Columbia, Harvard, and Genia were jointly awarded the largest grant from the latest NHGRI initiative, which distributed approximately $17 million under its Advanced DNA Sequencing Technology program to eight research teams developing technology aimed at driving down the cost of DNA sequencing. The majority of the funded projects, five of eight, focus on methods and technology related to nanopore-based sequencing.
Stefan Roever, CEO of Genia commented, “Genia is very honored to be included in this grant from the NHGRI, and we look forward to continued collaboration with the researchers at Columbia and Harvard. Our versatile nanopore-based platform, which combines proprietary integrated circuits and the NanoTag chemistry, is designed to move sequencing into the clinic by enabling real-time detection with limited sample preparation and no amplification to produce faster and more accurate results.”
Genia’s NanoTag sequencing technology combines Genia’s standard complementary metal-oxide semiconductor (CMOS) integrated circuit, Columbia’s unique Tag-based sequencing chemistry, and Harvard’s novel nanopore protein constructs. The low cost and ease of use make the NanoTag approach configurable to a wide spectrum of diagnostic applications.

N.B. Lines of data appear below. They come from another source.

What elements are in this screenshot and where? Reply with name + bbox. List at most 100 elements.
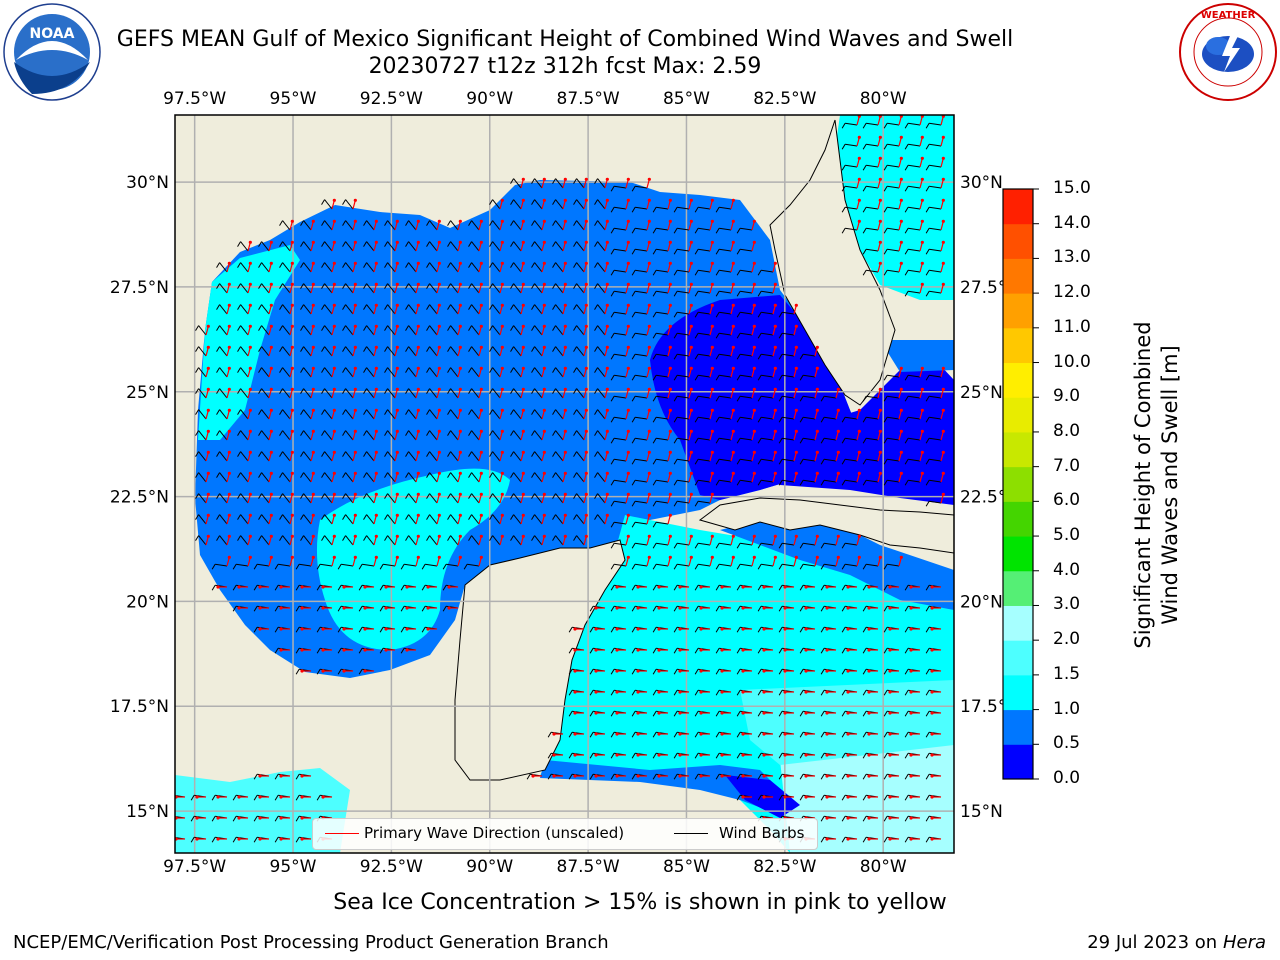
wind-barb-feather <box>552 430 556 436</box>
wave-direction-arrowhead <box>321 669 325 673</box>
wind-barb-feather <box>799 794 804 801</box>
wave-direction-arrowhead <box>668 387 672 391</box>
wind-barb-feather <box>489 346 493 352</box>
wind-barb <box>845 206 858 210</box>
wave-direction-arrowhead <box>594 711 598 715</box>
wind-barb <box>677 500 690 504</box>
wave-direction-arrowhead <box>479 450 483 454</box>
wave-direction-arrowhead <box>836 450 840 454</box>
wave-direction-arrowhead <box>552 774 556 778</box>
wind-barb-feather <box>862 437 867 444</box>
wind-barb <box>597 178 606 189</box>
wind-barb-feather <box>531 199 535 205</box>
wind-barb <box>929 248 942 252</box>
wave-direction-arrowhead <box>657 732 661 736</box>
wave-direction-arrowhead <box>615 648 619 652</box>
wind-barb-feather <box>363 535 367 541</box>
wind-barb <box>299 563 312 567</box>
wind-barb-feather <box>631 731 636 738</box>
wind-barb-feather <box>841 437 846 444</box>
wind-barb-feather <box>715 731 720 738</box>
lon-tick-bottom: 80°W <box>860 857 907 877</box>
wind-barb-feather <box>841 143 846 150</box>
wind-barb-feather <box>568 731 573 738</box>
wind-barb-feather <box>883 227 888 234</box>
wind-barb <box>450 388 459 399</box>
wind-barb-feather <box>531 178 535 184</box>
wave-direction-arrowhead <box>689 408 693 412</box>
wave-direction-arrowhead <box>909 774 913 778</box>
wave-direction-arrowhead <box>720 732 724 736</box>
wind-barb <box>698 500 711 504</box>
wave-direction-arrowhead <box>636 753 640 757</box>
wind-barb-feather <box>552 472 556 478</box>
wave-direction-arrowhead <box>258 774 262 778</box>
wind-barb-feather <box>862 206 867 213</box>
wind-barb-feather <box>426 262 430 268</box>
wave-direction-arrowhead <box>720 753 724 757</box>
wave-direction-arrowhead <box>867 585 871 589</box>
wind-barb <box>887 416 900 420</box>
wind-barb <box>908 143 921 147</box>
wave-direction-arrowhead <box>941 450 945 454</box>
wind-barb <box>408 388 417 399</box>
wind-barb-feather <box>342 451 346 457</box>
wind-barb-feather <box>883 773 888 780</box>
wave-direction-arrowhead <box>563 177 567 181</box>
wind-barb-feather <box>426 451 430 457</box>
wave-direction-arrowhead <box>794 429 798 433</box>
wind-barb <box>803 563 816 567</box>
wind-barb-feather <box>862 710 867 717</box>
wind-barb <box>366 409 375 420</box>
wave-direction-arrowhead <box>521 303 525 307</box>
wave-direction-arrowhead <box>563 387 567 391</box>
wave-direction-arrowhead <box>584 324 588 328</box>
wind-barb-feather <box>295 584 300 591</box>
wave-direction-arrowhead <box>416 345 420 349</box>
wind-barb <box>677 458 690 462</box>
wind-barb-feather <box>531 430 535 436</box>
wave-direction-arrowhead <box>930 690 934 694</box>
wind-barb-feather <box>757 269 762 276</box>
wave-direction-arrowhead <box>941 387 945 391</box>
wave-direction-arrowhead <box>437 282 441 286</box>
wind-barb <box>614 290 627 294</box>
wave-direction-arrowhead <box>353 513 357 517</box>
wind-barb-feather <box>715 311 720 318</box>
wind-barb-feather <box>715 206 720 213</box>
wind-barb-feather <box>778 479 783 486</box>
wave-direction-arrowhead <box>206 450 210 454</box>
wind-barb <box>408 367 417 378</box>
wind-barb-feather <box>568 689 573 696</box>
wind-barb-feather <box>862 731 867 738</box>
wind-barb <box>345 220 354 231</box>
wind-barb <box>656 542 669 546</box>
wave-direction-arrowhead <box>668 219 672 223</box>
wind-barb-feather <box>489 304 493 310</box>
wind-barb <box>803 416 816 420</box>
wind-barb <box>908 395 921 399</box>
wind-barb-feather <box>253 563 258 570</box>
wind-barb <box>740 479 753 483</box>
wind-barb-feather <box>883 689 888 696</box>
wave-direction-arrowhead <box>416 261 420 265</box>
wave-direction-arrowhead <box>363 669 367 673</box>
wave-direction-arrowhead <box>930 837 934 841</box>
wind-barb <box>656 206 669 210</box>
wind-barb-feather <box>300 304 304 310</box>
wave-direction-arrowhead <box>899 450 903 454</box>
wind-barb <box>782 332 795 336</box>
wind-barb-feather <box>489 325 493 331</box>
wave-direction-arrowhead <box>846 753 850 757</box>
wind-barb-feather <box>358 584 363 591</box>
wind-barb-feather <box>300 514 304 520</box>
wind-barb-feather <box>841 605 846 612</box>
wind-barb <box>450 451 459 462</box>
colorbar-tick-label: 13.0 <box>1053 247 1091 268</box>
wind-barb <box>450 220 459 231</box>
wind-barb-feather <box>384 283 388 289</box>
wind-barb-feather <box>552 325 556 331</box>
wind-barb-feather <box>447 535 451 541</box>
wave-direction-arrowhead <box>195 816 199 820</box>
wave-direction-arrowhead <box>248 513 252 517</box>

Dr. Jingyue Ju commented, “Our research and development efforts in DNA sequencing technologies have been generously supported by the NIH for over a decade. This new NHGRI grant provides tremendous timely support for our consortium to develop the NanoTag single molecule electronic DNA sequencing approach into a robust miniaturized platform that will eventually allow the entire human genome to be deciphered for $100. The enhanced accuracy, scalability and flexibility of this technology make it ideal for use in widespread clinical care.”
Dr. George Church, Professor of Genetics and the Principle Investigator for the research consortium at Harvard Medical School, commented, “This grant enables accelerated development of our NanoTag sequencing platform, our electronic, single molecule approach to DNA sequencing. The NIH Advanced DNA Sequencing Technology program has been an important development resource for revolutionary technologies, such as NanoTag, that continue to radically improve the accuracy and cost of DNA sequencing and thereby change the landscape of medical research and healthcare.”
About Genia Technologies:
Genia Technologies, Inc. is a private company located in Mountain View, CA. Genia’s mission is to unify Moore’s Law with molecular diagnostics to make genetic information universally available. Genia’s integrated circuits enable massively parallel, single-molecule DNA sequencing. Its versatile nanopore-based platform allows for single molecule, electrical real-time analysis without the need for complicated optics, labels, amplification, or fluidics. By developing a true integrated circuit on standard semiconductor process technology, Genia brings the benefits of genome sequencing out of the lab and into the everyday world.